Figures from the Office for National Statistics (ONS) show the Consumer Prices Index (CPI) rate of inflation came in at 3% in January, unchanged form 3.0% in December but still lower than the most recent peak of 3.1% in November.
Economists were pencilling in a drop to 2.9%, which would have marked a further reprieve for British consumers.
Sterling rose 0.3% against the dollar to 1.38 US dollars following the news. Against the euro, the pound was trading flat at 1.12 euros.
The lion’s share of the downward pressure came from motor fuel prices, ONS senior statistician James Tucker said.
“Headline inflation was unchanged with petrol prices rising by less than this time last year,” he added.

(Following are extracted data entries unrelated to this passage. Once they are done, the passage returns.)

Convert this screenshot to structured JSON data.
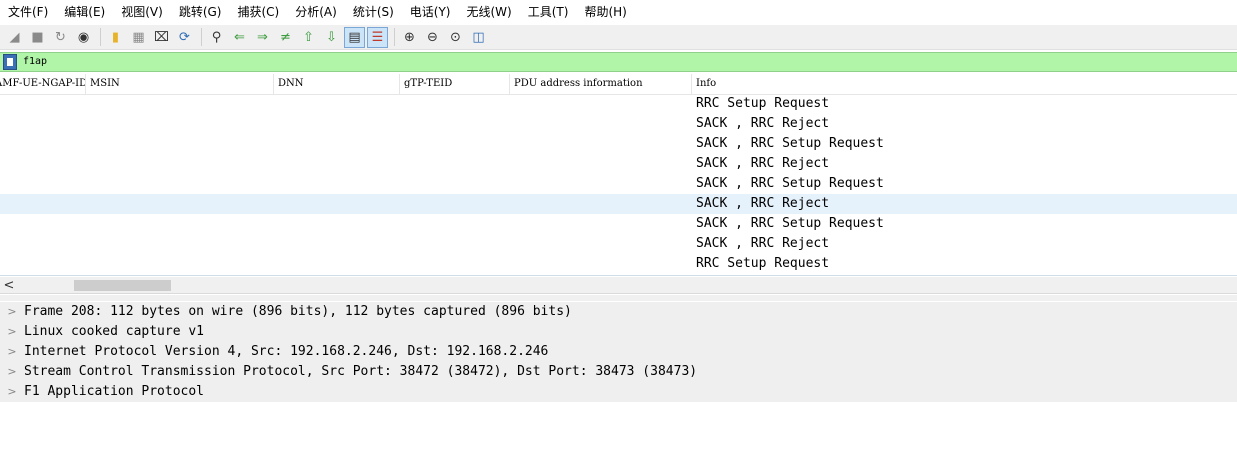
{
  "menu": [
    "文件(F)",
    "编辑(E)",
    "视图(V)",
    "跳转(G)",
    "捕获(C)",
    "分析(A)",
    "统计(S)",
    "电话(Y)",
    "无线(W)",
    "工具(T)",
    "帮助(H)"
  ],
  "toolbar": {
    "icons": [
      "shark-fin-start-icon",
      "stop-capture-icon",
      "restart-capture-icon",
      "capture-options-icon",
      "open-file-icon",
      "save-file-icon",
      "close-file-icon",
      "reload-file-icon",
      "find-packet-icon",
      "go-back-icon",
      "go-forward-icon",
      "go-to-packet-icon",
      "go-first-packet-icon",
      "go-last-packet-icon",
      "autoscroll-icon",
      "colorize-icon",
      "zoom-in-icon",
      "zoom-out-icon",
      "zoom-normal-icon",
      "resize-columns-icon"
    ],
    "active": [
      "autoscroll-icon",
      "colorize-icon"
    ]
  },
  "filter": {
    "value": "f1ap",
    "color": "#b0f5a8"
  },
  "packet_list": {
    "columns": [
      "AMF-UE-NGAP-ID",
      "MSIN",
      "DNN",
      "gTP-TEID",
      "PDU address information",
      "Info"
    ],
    "rows": [
      {
        "info": "RRC Setup Request"
      },
      {
        "info": "SACK , RRC Reject"
      },
      {
        "info": "SACK , RRC Setup Request"
      },
      {
        "info": "SACK , RRC Reject"
      },
      {
        "info": "SACK , RRC Setup Request"
      },
      {
        "info": "SACK , RRC Reject",
        "selected": true
      },
      {
        "info": "SACK , RRC Setup Request"
      },
      {
        "info": "SACK , RRC Reject"
      },
      {
        "info": "RRC Setup Request"
      }
    ],
    "selected_color": "#e5f1fb"
  },
  "scrollbar": {
    "left_arrow": "<"
  },
  "details": {
    "chevron": ">",
    "items": [
      "Frame 208: 112 bytes on wire (896 bits), 112 bytes captured (896 bits)",
      "Linux cooked capture v1",
      "Internet Protocol Version 4, Src: 192.168.2.246, Dst: 192.168.2.246",
      "Stream Control Transmission Protocol, Src Port: 38472 (38472), Dst Port: 38473 (38473)",
      "F1 Application Protocol"
    ]
  }
}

At the pumps, petrol prices rose by 1.1p per litre on the month to 121p per litre, while diesel rose 1p to 124.5p per litre.
Food price inflation also appeared to be slowing – having risen strongly since mid-2016 – edging down 0.1% on the month amid larger falls in the cost of meat, oils, milk, cheese and eggs.
“Factory goods price inflation continued to slow, with food prices falling in January, the growth in the cost of raw materials also slowed, with the prices of some imported materials falling,” he added.
Clothing prices helped to prop up the inflation figure despite having fallen 3.7% month on month, which marked a weaker drop compared to the 4.3% fall during the same period a year earlier.
Airfares – which usually fall after the holidays – also dropped at a slower rate, down just 33.2% month on month, compared to a 36% drop a year earlier.
Tobacco costs, meanwhile, grew faster at 0.4% month on month which was likely due to the remainder of duty price hikes coming through after being introduced in November.
The Retail Prices Index (RPI), a separate measure of inflation, edged lower to 4.0% last month from 4.1% in December.
The Consumer Prices Index including owner-occupiers’ housing costs (CPIH) – the ONS’ preferred measure of inflation – held steady at 2.7% in January, unchanged from the month before.